Monday, July 27, 2009

Verizon-Verizon Wireless and ABI-Inbev

The situation at Verizon and Anheuser-Busch Inbev is remarkably similar. Verizon's cash cow is Verizon Wireless, where it owns only 55%. However, it fully consolidates VZW. Similarly ABI owns only 61% of Ambev, which is the real cash cow. ABI too consolidates ABV.

The fully consolidated businesses at both companies - wireline in case of VZ, and ex-Ambev biz in ABI, is where the disproportionate amount of consolidated debt is.

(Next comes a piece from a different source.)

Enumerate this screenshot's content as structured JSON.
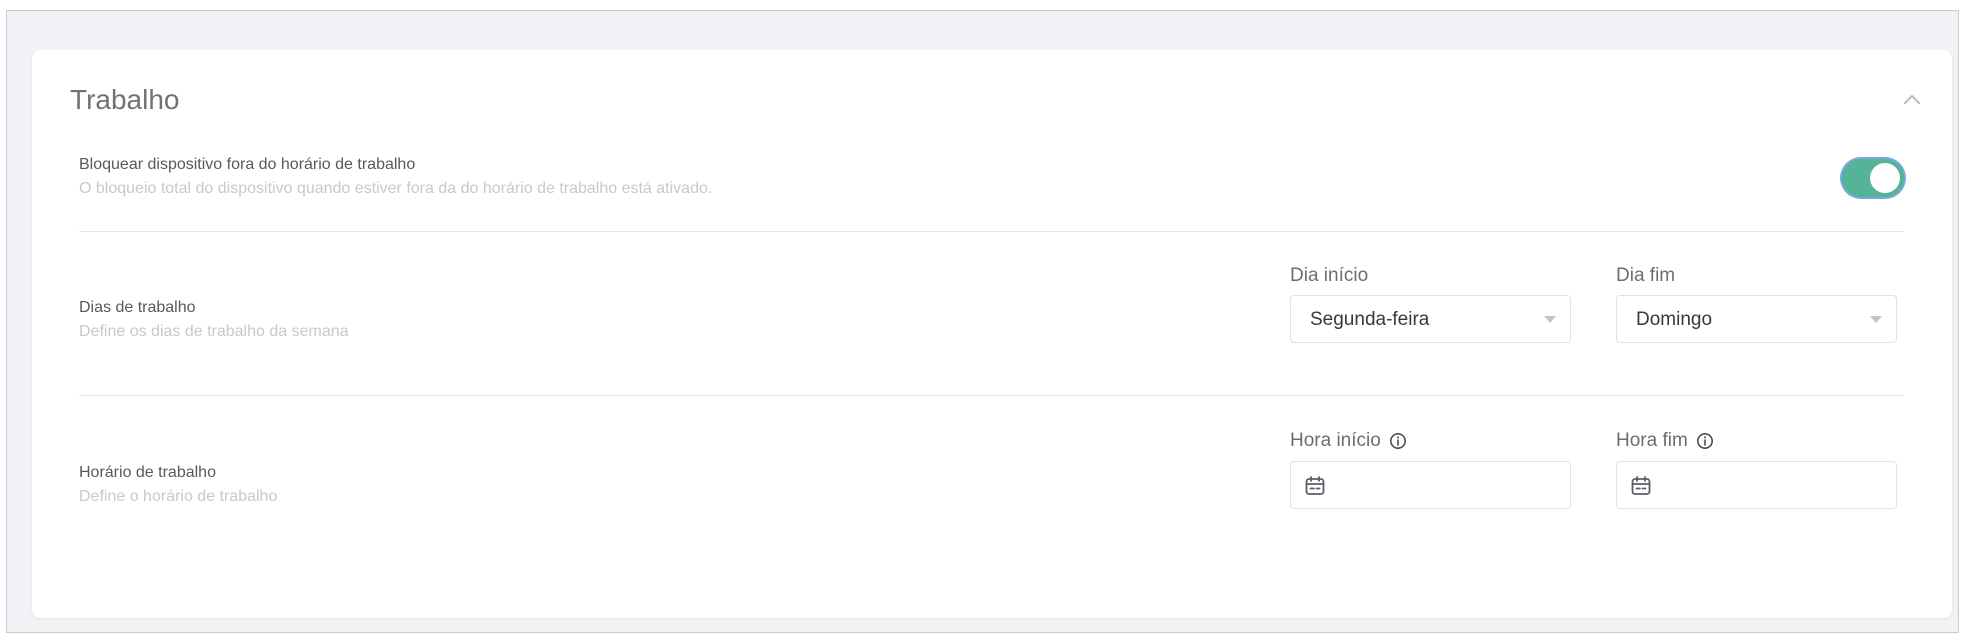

So looking at consolidated debt/EBITDA for both these companies is wrong, unless one adds the market value of the minority stake in subsidiaries to debt.

Similarly, the FCF yield for both these companies is vastly over-estimated. Analysts estimate ABI is trading at 10% FCF yield. That's incorrect. ABV doesn't pay off its entire FCF as dividends. So, the consolidated FCF looks much better than the real economic benefit to ABI. The real FCF yield is closer to 8% than 10%.

In Verizon's case, the FCF yield is even more exaggerated. Wireline biz doesn't generate any FCF today due to FiOS capex. The reported FCF is all from wireless, so it needs to be multiplied by 55% (VZ stake in VZW) to come to VZ's real FCF yield today.

Both VZ and ABI have to figure out ways to tap into the cash flow of their subsidiaries - VZ to fund its dividend (its wireline biz can't fund the dividend on its own today), and ABI to reduce its leverage. The best solution is if it happens in a way other than a dividend from the subsidiaries. If VZW or ABV pay a high dividend, the consolidated debt picture at VZ and ABI will look much worse, as there will be cash leakage to minority shareholders in the subsidiaries.